Earlier, the spokesman was asked whether the situation in India-held Kashmir and the resulting Indo-Pakistan tensions will be discussed during the secretary general’s talks with the Pakistani leadership.
“Well, I have no doubt that the secretary general and the prime minister will discuss a host of issues,” Mr Dujarric replied. “What issues are raised obviously also depends on what issues the prime minister brings up,” he added.
“The position of the United Nations on this [Kashmir] region is governed by the Charter of the United Nations and applicable Security Council resolutions,” he said.
“The secretary general recalled the 1972 Agreement on bilateral relations between India and Pakistan, also known as the Shimla agreement,” the statement said, adding “which states that the final status of Jammu and Kashmir is to be settled by peaceful means”.
The secretary general has previously said he was “concerned over reports of restrictions on the Indian-side of Kashmir, which could exacerbate the human rights situation in the region”, and called on “all parties to refrain from taking steps that could affect the status of Jammu and Kashmir”. The UN chief has also repeatedly asserted that his good offices are available only if both sides ask for it.
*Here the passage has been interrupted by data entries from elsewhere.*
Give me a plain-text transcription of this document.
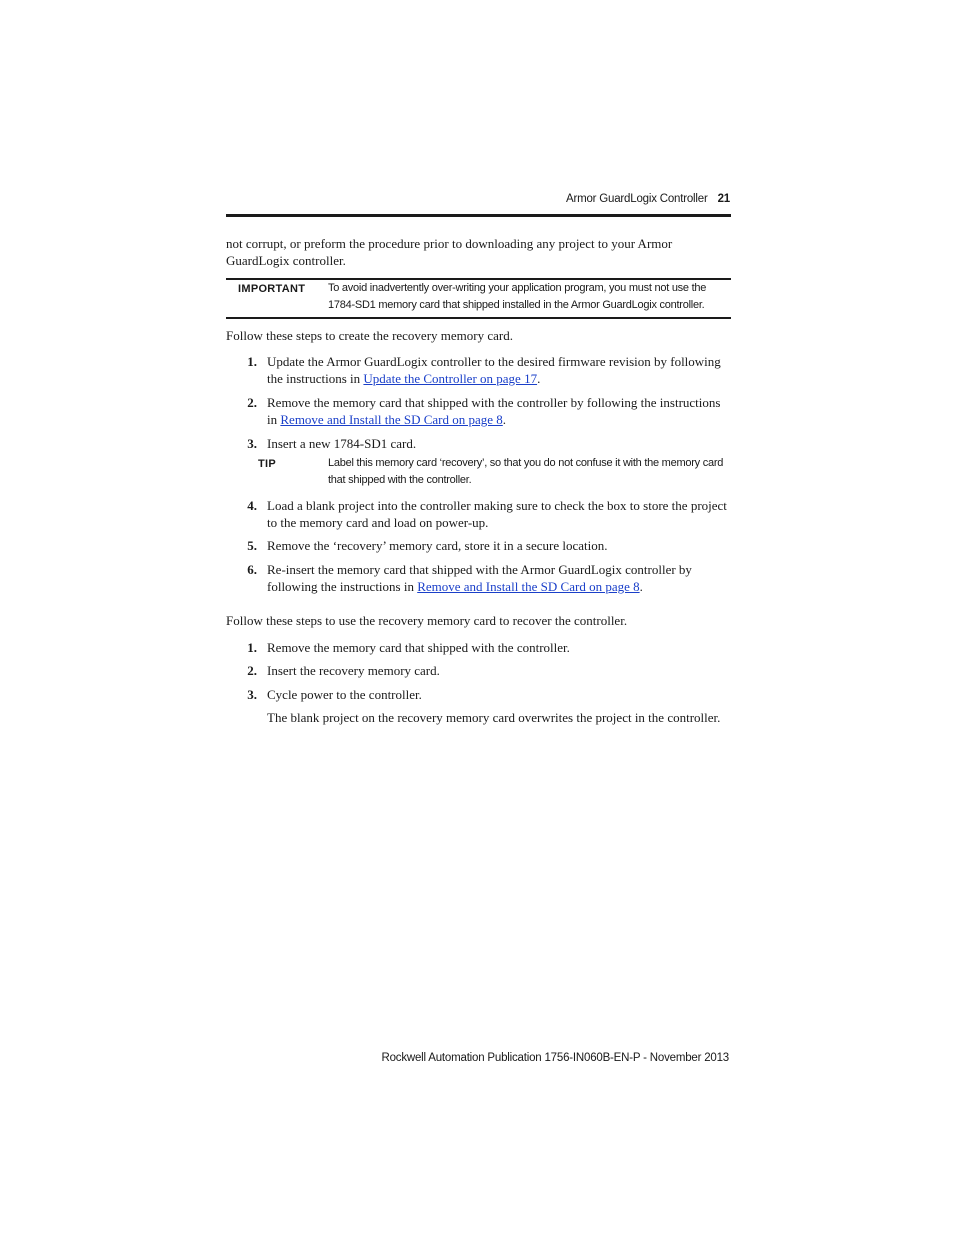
Armor GuardLogix Controller 21
not corrupt, or preform the procedure prior to downloading any project to your Armor GuardLogix controller.
IMPORTANT To avoid inadvertently over-writing your application program, you must not use the 1784-SD1 memory card that shipped installed in the Armor GuardLogix controller.
Follow these steps to create the recovery memory card.
1. Update the Armor GuardLogix controller to the desired firmware revision by following the instructions in Update the Controller on page 17.
2. Remove the memory card that shipped with the controller by following the instructions in Remove and Install the SD Card on page 8.
3. Insert a new 1784-SD1 card.
TIP	Label this memory card ‘recovery’, so that you do not confuse it with the memory card that shipped with the controller.
4. Load a blank project into the controller making sure to check the box to store the project to the memory card and load on power-up.
5. Remove the ‘recovery’ memory card, store it in a secure location.
6. Re-insert the memory card that shipped with the Armor GuardLogix controller by following the instructions in Remove and Install the SD Card on page 8.
Follow these steps to use the recovery memory card to recover the controller.
1. Remove the memory card that shipped with the controller.
2. Insert the recovery memory card.
3. Cycle power to the controller.
The blank project on the recovery memory card overwrites the project in the controller.
Rockwell Automation Publication 1756-IN060B-EN-P - November 2013
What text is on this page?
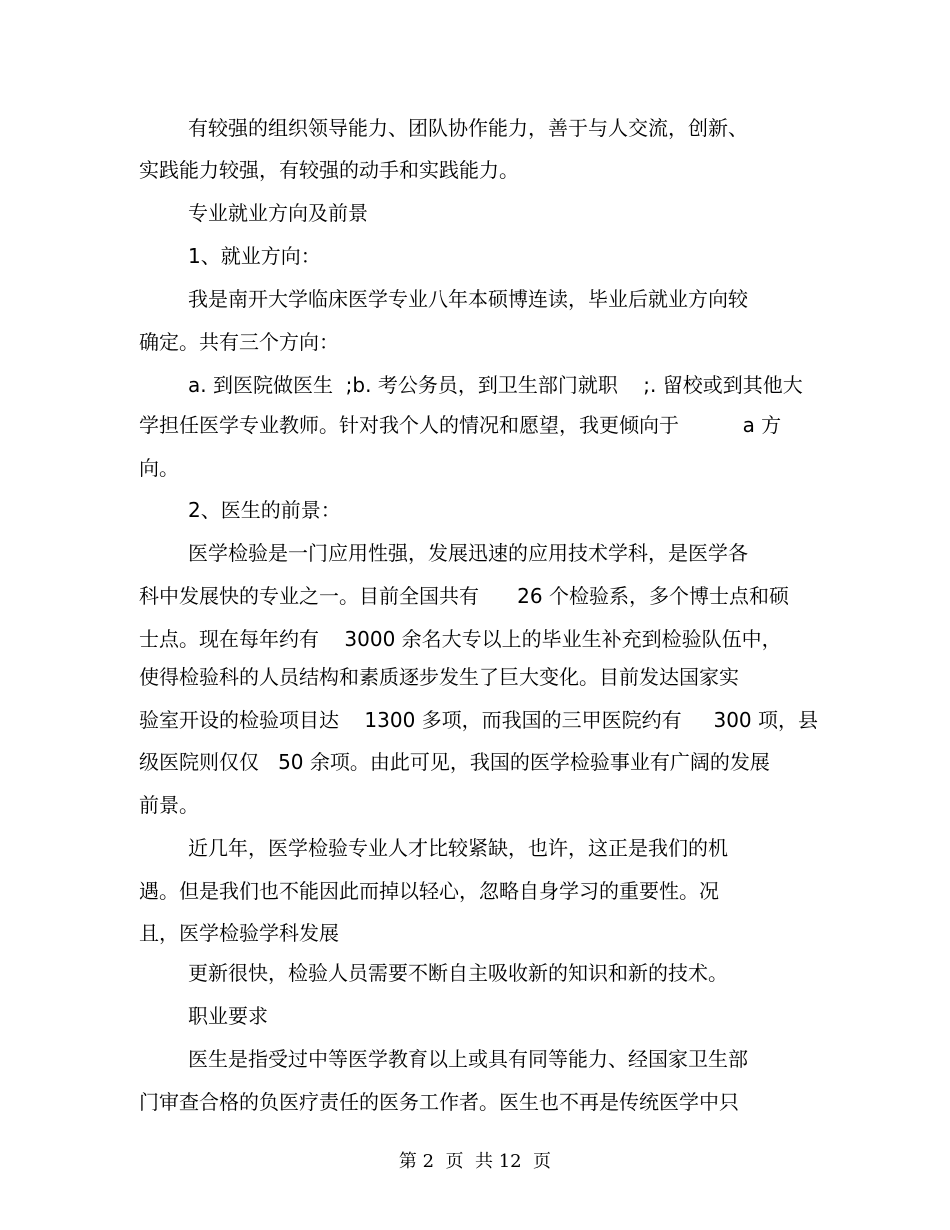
有较强的组织领导能力、团队协作能力，善于与人交流，创新、
实践能力较强，有较强的动手和实践能力。
专业就业方向及前景
1、就业方向：
我是南开大学临床医学专业八年本硕博连读，毕业后就业方向较
确定。共有三个方向：
a. 到医院做医生  ;b. 考公务员，到卫生部门就职    ;. 留校或到其他大
学担任医学专业教师。针对我个人的情况和愿望，我更倾向于          a 方
向。
2、医生的前景：
医学检验是一门应用性强，发展迅速的应用技术学科，是医学各
科中发展快的专业之一。目前全国共有      26 个检验系，多个博士点和硕
士点。现在每年约有    3000 余名大专以上的毕业生补充到检验队伍中，
使得检验科的人员结构和素质逐步发生了巨大变化。目前发达国家实
验室开设的检验项目达    1300 多项，而我国的三甲医院约有     300 项，县
级医院则仅仅   50 余项。由此可见，我国的医学检验事业有广阔的发展
前景。
近几年，医学检验专业人才比较紧缺，也许，这正是我们的机
遇。但是我们也不能因此而掉以轻心，忽略自身学习的重要性。况
且，医学检验学科发展
更新很快，检验人员需要不断自主吸收新的知识和新的技术。
职业要求
医生是指受过中等医学教育以上或具有同等能力、经国家卫生部
门审查合格的负医疗责任的医务工作者。医生也不再是传统医学中只
第 2  页  共 12  页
While Pakistan welcomed his offer, India rejected it.
Anwar Iqbal in Washington adds: Three senior officials will represent the United States at the international conference on Afghan refugees in Islamabad, said an official announcement.
Acting Assistant Secretary of State for the Bureau of Population, Refugees, and Migration Carol Thompson O’Connell will be in Islamabad from February 14-21. Special Representative for Afghanistan Reconciliation Zalmay Khalilzad and Deputy Assistant Secretary Nancy Izzo Jackson with the Bureau of South and Central Asian Affairs will also join the delegation.
In Washington, the State Department said that Ms O’Connell “will recognise Pakistan’s role in hosting millions of Afghan refugees fleeing violence and persecution in their home country over the past 40 years”.
She will also “underscore America’s leadership and commitment to assisting refugees and displaced persons in the region and recognize the role of international organisation and non-governmental organisation partners in providing critical humanitarian aid to those in need”.
The conference on Afghan refugees assumed a new significance this week when US officials announced that the Trump administration and the Afghan Taliban have agreed to the first step of a peace deal.
A senior Trump administration official told journalists on Friday that this understanding was a major milestone towards ending a war that has gone on for more than 18 years and was the first concrete result of months of US-Taliban talks, held in Doha, Qatar.
The official said that US and Taliban representatives have agreed to a reduction in violence over an initial seven-day period, which would begin “very soon” and would hopefully lead to more concrete results.
A settlement in Afghanistan would automatically raise the question of resettling millions of Afghan refugees in their homeland — a gigantic task which cannot be accomplished without massive international support.